Elections de Juillet : Ne pas confondre vitesse et précipitation

Tel qu’indiqué par le ministre en charge de l’Administration territoriale, il y a quelques semaines, des élections générales devraient se tenir au Mali à partir de juillet 2013. En effet, au cours d’une conférence de presse, au Gouvernorat du District, celui-ci a retenu les 07 et 21 juillet prochains, respectivement pour les 1er et 2e tours de l’élection présidentielle. 
Cette révélation du col Moussa Sinko Coulibaly faisait suite au vœu formulé par le Chef de l’Etat, Dioncounda Traoré, qui, lors du dernier sommet de l’Ua à Addis Abeba (Ethiopie), avait exprimé son intention d’organiser les élections avant fin juillet.

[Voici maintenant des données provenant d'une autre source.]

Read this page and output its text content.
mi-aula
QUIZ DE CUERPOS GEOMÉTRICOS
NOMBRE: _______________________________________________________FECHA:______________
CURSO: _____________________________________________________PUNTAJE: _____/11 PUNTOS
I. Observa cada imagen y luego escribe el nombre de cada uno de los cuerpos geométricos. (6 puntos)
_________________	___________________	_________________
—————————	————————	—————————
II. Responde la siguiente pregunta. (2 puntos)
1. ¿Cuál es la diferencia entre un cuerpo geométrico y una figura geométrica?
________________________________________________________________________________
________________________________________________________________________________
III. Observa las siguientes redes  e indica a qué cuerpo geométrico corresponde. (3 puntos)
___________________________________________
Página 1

Cette volonté présidentielle est, elle aussi, une réponse aux désidératas de la communauté internationale, notamment les Usa  qui ferait de la tenue des élections une condition sine qua none pour qu’ils reprennent véritablement leur aide au Mali. D’ailleurs, le gouvernement américain, depuis le coup d’Etat du 22 mars dernier, ne s’en était jamais caché et en faisait même une question préalable à toute action armée dans le Nord de notre pays. Cette position américaine s’était finalement fait ressentir dans l’esprit de la résolution 2085 du Conseil de sécurité des Nations unies qui était allée dans le même sens, avant que l’attaque rebelle contre les positions avancées des forces armées maliennes à Konna ne vienne changer la donne. Cette situation de guerre dans laquelle se trouve notre pays depuis le 10 janvier dernier n’aura pas ébranlé la volonté des autorités de mettre rapidement un terme à la transition à travers l’organisation des élections, tel qu’il leur a été assigné par l’accord-cadre conclu entre la Cédéao et l’ex-junte en avril 2012. En tout cas, on n’a pas à condamner le gouvernement d’avoir été optimiste en indiquant le mois juillet pour la tenue de la présidentielle et des législatives. Il faut cependant dire que des inquiétudes demeurent quant à la possibilité d’organiser des élections crédibles à cette échéance. Cela, pour plusieurs raisons.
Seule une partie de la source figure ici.